In our new paper, led by my former graduate student Bryanna Norlin, we assess the distribution of Atlantic White Cedar (Chamaecyparis thyoides) throughout southern New Jersey using a species distribution modeling approach. This ecologically important species anchors the forest-marsh ecotone but are vulnerable to sea level rise and extreme events. This research addresses a data gap about the distribution of Atlantic White Cedar, provide insight on the vegetation dynamics within these stands of trees, and leads to a better understanding of where the species can persist on the landscape. Our model provides high utility for management and tracking mortality of Atlantic White Cedar within stands after disturbances such as hurricanes. This is part of a line of research addressing the frequency of ghost forests (standing dead trees killed by exposure to salt water) which have increased in recent years, driven in part by Superstorm Sandy.

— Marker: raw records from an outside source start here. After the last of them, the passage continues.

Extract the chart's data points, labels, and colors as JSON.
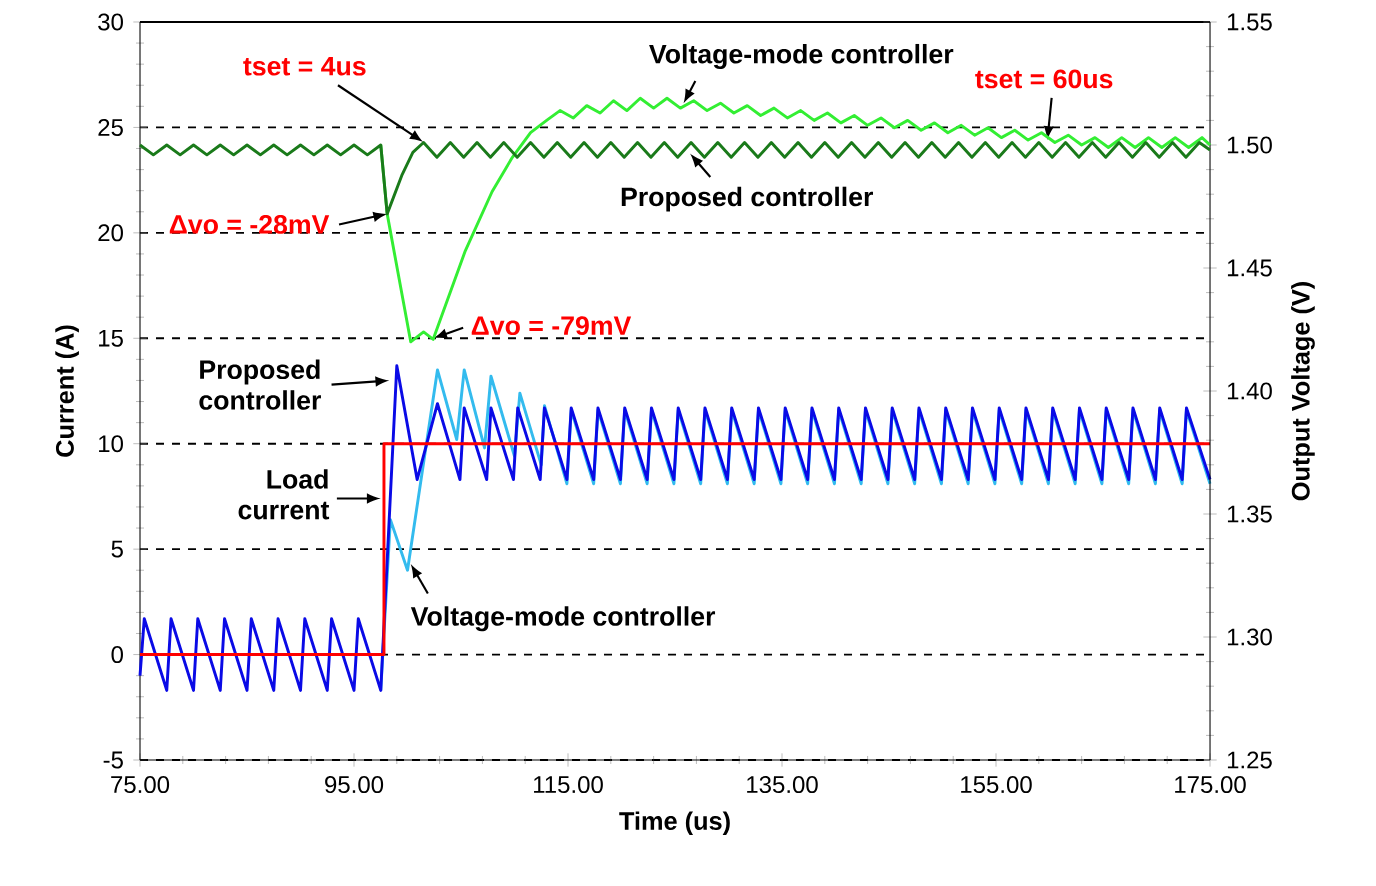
{
  "chart_data": {
    "type": "line",
    "xlabel": "Time (us)",
    "ylabel": "Current (A)",
    "y2label": "Output Voltage (V)",
    "xlim": [
      75,
      175
    ],
    "xticks": [
      {
        "value": 75,
        "label": "75.00"
      },
      {
        "value": 95,
        "label": "95.00"
      },
      {
        "value": 115,
        "label": "115.00"
      },
      {
        "value": 135,
        "label": "135.00"
      },
      {
        "value": 155,
        "label": "155.00"
      },
      {
        "value": 175,
        "label": "175.00"
      }
    ],
    "ylim": [
      -5,
      30
    ],
    "yticks": [
      -5,
      0,
      5,
      10,
      15,
      20,
      25,
      30
    ],
    "y2lim": [
      1.25,
      1.55
    ],
    "y2ticks": [
      {
        "value": 1.25,
        "label": "1.25"
      },
      {
        "value": 1.3,
        "label": "1.30"
      },
      {
        "value": 1.35,
        "label": "1.35"
      },
      {
        "value": 1.4,
        "label": "1.40"
      },
      {
        "value": 1.45,
        "label": "1.45"
      },
      {
        "value": 1.5,
        "label": "1.50"
      },
      {
        "value": 1.55,
        "label": "1.55"
      }
    ],
    "grid": "y",
    "line_style": "solid",
    "series": [
      {
        "name": "Voltage-mode controller",
        "color": "#33bbee",
        "x": [
          97.5,
          98.4,
          100.0,
          102.8,
          104.6,
          105.3,
          107.2,
          107.8,
          110.0,
          110.5,
          112.5,
          112.8,
          114.9,
          115.3,
          117.4,
          117.8,
          119.9,
          120.3,
          122.4,
          122.8,
          124.9,
          125.3,
          127.4,
          127.8,
          129.9,
          130.3,
          132.4,
          132.8,
          134.9,
          135.3,
          137.4,
          137.8,
          139.9,
          140.3,
          142.4,
          142.8,
          144.9,
          145.3,
          147.4,
          147.8,
          149.9,
          150.3,
          152.4,
          152.8,
          154.9,
          155.3,
          157.4,
          157.8,
          159.9,
          160.3,
          162.4,
          162.8,
          164.9,
          165.3,
          167.4,
          167.8,
          169.9,
          170.3,
          172.4,
          172.8,
          175
        ],
        "values": [
          -1.7,
          6.4,
          4.0,
          13.5,
          10.2,
          13.5,
          9.8,
          13.2,
          9.4,
          12.4,
          9.0,
          11.8,
          8.1,
          11.6,
          8.1,
          11.6,
          8.1,
          11.6,
          8.1,
          11.6,
          8.1,
          11.6,
          8.1,
          11.6,
          8.1,
          11.6,
          8.1,
          11.6,
          8.1,
          11.6,
          8.1,
          11.6,
          8.1,
          11.6,
          8.1,
          11.6,
          8.1,
          11.6,
          8.1,
          11.6,
          8.1,
          11.6,
          8.1,
          11.6,
          8.1,
          11.6,
          8.1,
          11.6,
          8.1,
          11.6,
          8.1,
          11.6,
          8.1,
          11.6,
          8.1,
          11.6,
          8.1,
          11.6,
          8.1,
          11.6,
          8.1
        ]
      },
      {
        "name": "Proposed controller",
        "color": "#0a0ae6",
        "x": [
          75,
          75.4,
          77.5,
          77.9,
          80,
          80.4,
          82.5,
          82.9,
          85,
          85.4,
          87.5,
          87.9,
          90,
          90.4,
          92.5,
          92.9,
          95,
          95.4,
          97.5,
          99,
          100.9,
          102.8,
          104.9,
          105.3,
          107.4,
          107.8,
          109.9,
          110.3,
          112.4,
          112.8,
          114.9,
          115.3,
          117.4,
          117.8,
          119.9,
          120.3,
          122.4,
          122.8,
          124.9,
          125.3,
          127.4,
          127.8,
          129.9,
          130.3,
          132.4,
          132.8,
          134.9,
          135.3,
          137.4,
          137.8,
          139.9,
          140.3,
          142.4,
          142.8,
          144.9,
          145.3,
          147.4,
          147.8,
          149.9,
          150.3,
          152.4,
          152.8,
          154.9,
          155.3,
          157.4,
          157.8,
          159.9,
          160.3,
          162.4,
          162.8,
          164.9,
          165.3,
          167.4,
          167.8,
          169.9,
          170.3,
          172.4,
          172.8,
          175
        ],
        "values": [
          -1.0,
          1.7,
          -1.7,
          1.7,
          -1.7,
          1.7,
          -1.7,
          1.7,
          -1.7,
          1.7,
          -1.7,
          1.7,
          -1.7,
          1.7,
          -1.7,
          1.7,
          -1.7,
          1.7,
          -1.7,
          13.7,
          8.3,
          11.9,
          8.3,
          11.7,
          8.3,
          11.7,
          8.3,
          11.7,
          8.3,
          11.7,
          8.3,
          11.7,
          8.3,
          11.7,
          8.3,
          11.7,
          8.3,
          11.7,
          8.3,
          11.7,
          8.3,
          11.7,
          8.3,
          11.7,
          8.3,
          11.7,
          8.3,
          11.7,
          8.3,
          11.7,
          8.3,
          11.7,
          8.3,
          11.7,
          8.3,
          11.7,
          8.3,
          11.7,
          8.3,
          11.7,
          8.3,
          11.7,
          8.3,
          11.7,
          8.3,
          11.7,
          8.3,
          11.7,
          8.3,
          11.7,
          8.3,
          11.7,
          8.3,
          11.7,
          8.3,
          11.7,
          8.3,
          11.7,
          8.3
        ]
      },
      {
        "name": "Load current",
        "color": "#ff0000",
        "x": [
          75,
          97.8,
          97.8,
          175
        ],
        "values": [
          0,
          0,
          10,
          10
        ]
      },
      {
        "name": "Voltage-mode controller",
        "color": "#33ee33",
        "axis": "y2",
        "x": [
          97.5,
          98.1,
          100.3,
          101.5,
          102.4,
          105.4,
          107.9,
          109.8,
          111.5,
          113,
          114.25,
          115.5,
          116.75,
          118,
          119.25,
          120.5,
          121.75,
          123,
          124.25,
          125.5,
          126.75,
          128,
          129.25,
          130.5,
          131.75,
          133,
          134.25,
          135.5,
          136.75,
          138,
          139.25,
          140.5,
          141.75,
          143,
          144.25,
          145.5,
          146.75,
          148,
          149.25,
          150.5,
          151.75,
          153,
          154.25,
          155.5,
          156.75,
          158,
          159.25,
          160.5,
          161.75,
          163,
          164.25,
          165.5,
          166.75,
          168,
          169.25,
          170.5,
          171.75,
          173,
          174.25,
          175
        ],
        "values": [
          1.5,
          1.472,
          1.42,
          1.424,
          1.421,
          1.457,
          1.481,
          1.495,
          1.505,
          1.51,
          1.514,
          1.511,
          1.516,
          1.513,
          1.518,
          1.514,
          1.519,
          1.515,
          1.519,
          1.515,
          1.518,
          1.514,
          1.517,
          1.513,
          1.516,
          1.512,
          1.515,
          1.511,
          1.514,
          1.51,
          1.513,
          1.509,
          1.512,
          1.508,
          1.511,
          1.507,
          1.51,
          1.506,
          1.509,
          1.505,
          1.508,
          1.504,
          1.507,
          1.503,
          1.506,
          1.502,
          1.505,
          1.501,
          1.504,
          1.5,
          1.503,
          1.499,
          1.503,
          1.499,
          1.503,
          1.499,
          1.503,
          1.499,
          1.503,
          1.5
        ]
      },
      {
        "name": "Proposed controller",
        "color": "#1a7a1a",
        "axis": "y2",
        "x": [
          75,
          76.25,
          77.5,
          78.75,
          80,
          81.25,
          82.5,
          83.75,
          85,
          86.25,
          87.5,
          88.75,
          90,
          91.25,
          92.5,
          93.75,
          95,
          96.25,
          97.5,
          98.1,
          99.5,
          100.5,
          101.5,
          102.75,
          104,
          105.25,
          106.5,
          107.75,
          109,
          110.25,
          111.5,
          112.75,
          114,
          115.25,
          116.5,
          117.75,
          119,
          120.25,
          121.5,
          122.75,
          124,
          125.25,
          126.5,
          127.75,
          129,
          130.25,
          131.5,
          132.75,
          134,
          135.25,
          136.5,
          137.75,
          139,
          140.25,
          141.5,
          142.75,
          144,
          145.25,
          146.5,
          147.75,
          149,
          150.25,
          151.5,
          152.75,
          154,
          155.25,
          156.5,
          157.75,
          159,
          160.25,
          161.5,
          162.75,
          164,
          165.25,
          166.5,
          167.75,
          169,
          170.25,
          171.5,
          172.75,
          174,
          175
        ],
        "values": [
          1.5,
          1.496,
          1.5,
          1.496,
          1.5,
          1.496,
          1.5,
          1.496,
          1.5,
          1.496,
          1.5,
          1.496,
          1.5,
          1.496,
          1.5,
          1.496,
          1.5,
          1.496,
          1.5,
          1.472,
          1.488,
          1.497,
          1.501,
          1.495,
          1.501,
          1.495,
          1.501,
          1.495,
          1.501,
          1.495,
          1.501,
          1.495,
          1.501,
          1.495,
          1.501,
          1.495,
          1.501,
          1.495,
          1.501,
          1.495,
          1.501,
          1.495,
          1.501,
          1.495,
          1.501,
          1.495,
          1.501,
          1.495,
          1.501,
          1.495,
          1.501,
          1.495,
          1.501,
          1.495,
          1.501,
          1.495,
          1.501,
          1.495,
          1.501,
          1.495,
          1.501,
          1.495,
          1.501,
          1.495,
          1.501,
          1.495,
          1.501,
          1.495,
          1.501,
          1.495,
          1.501,
          1.495,
          1.501,
          1.495,
          1.501,
          1.495,
          1.501,
          1.495,
          1.501,
          1.495,
          1.501,
          1.498
        ]
      }
    ],
    "annotations": [
      {
        "text": "tset = 4us",
        "x": 101.5,
        "y": 24.3
      },
      {
        "text": "Δvo = -28mV",
        "x": 98.1,
        "y": 20.9
      },
      {
        "text": "Δvo = -79mV",
        "x": 102.4,
        "y": 15.0
      },
      {
        "text": "tset = 60us",
        "x": 159.8,
        "y": 24.4
      }
    ]
  }
}
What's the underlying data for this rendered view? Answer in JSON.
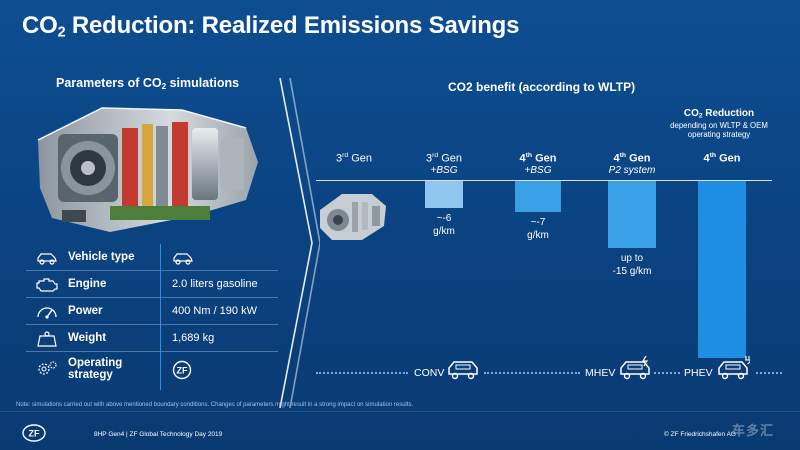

We’re very proud of Bry because it’s her first publication!
Abstract Atlantic White Cedar (Chamaecyparis thyoides) (AWC) anchors a globally threatened ecosystem that is being impacted by climate change, as these trees are vulnerable to hurricane events, sea-level rises, and increasing salinity at the forest–marsh ecotone. In this study, we determined the current amount and distribution of AWC in an area that is experiencing sea-level rises that are higher than the global average rate. We used a combination of a field investigation and aerial photo interpretation to identify known locations of AWC, then integrated Sentinel-1 and 2A satellite data with abiotic variables into a species distribution model. We developed a spectral signature of AWC to aid in our understanding of phenology differences from nearby species groups. The selected model had an out-of-bag error of 7.2%, and 8 of the 11 variables retained in the final model were derived from remotely sensed data, highlighting the importance of including temporal data to exploit divergent phenology. Model predictions were strong in live AWC stands and, accurately, did not predict live AWC in stands that experienced high levels of mortality after Hurricane Sandy. The model presented in this study provides high utility for AWC management and tracking mortality dynamics within stands after disturbances such as hurricanes.
Top image: Mortality of Atlantic White Cedar (background) along the Mullica River in southern New Jersey.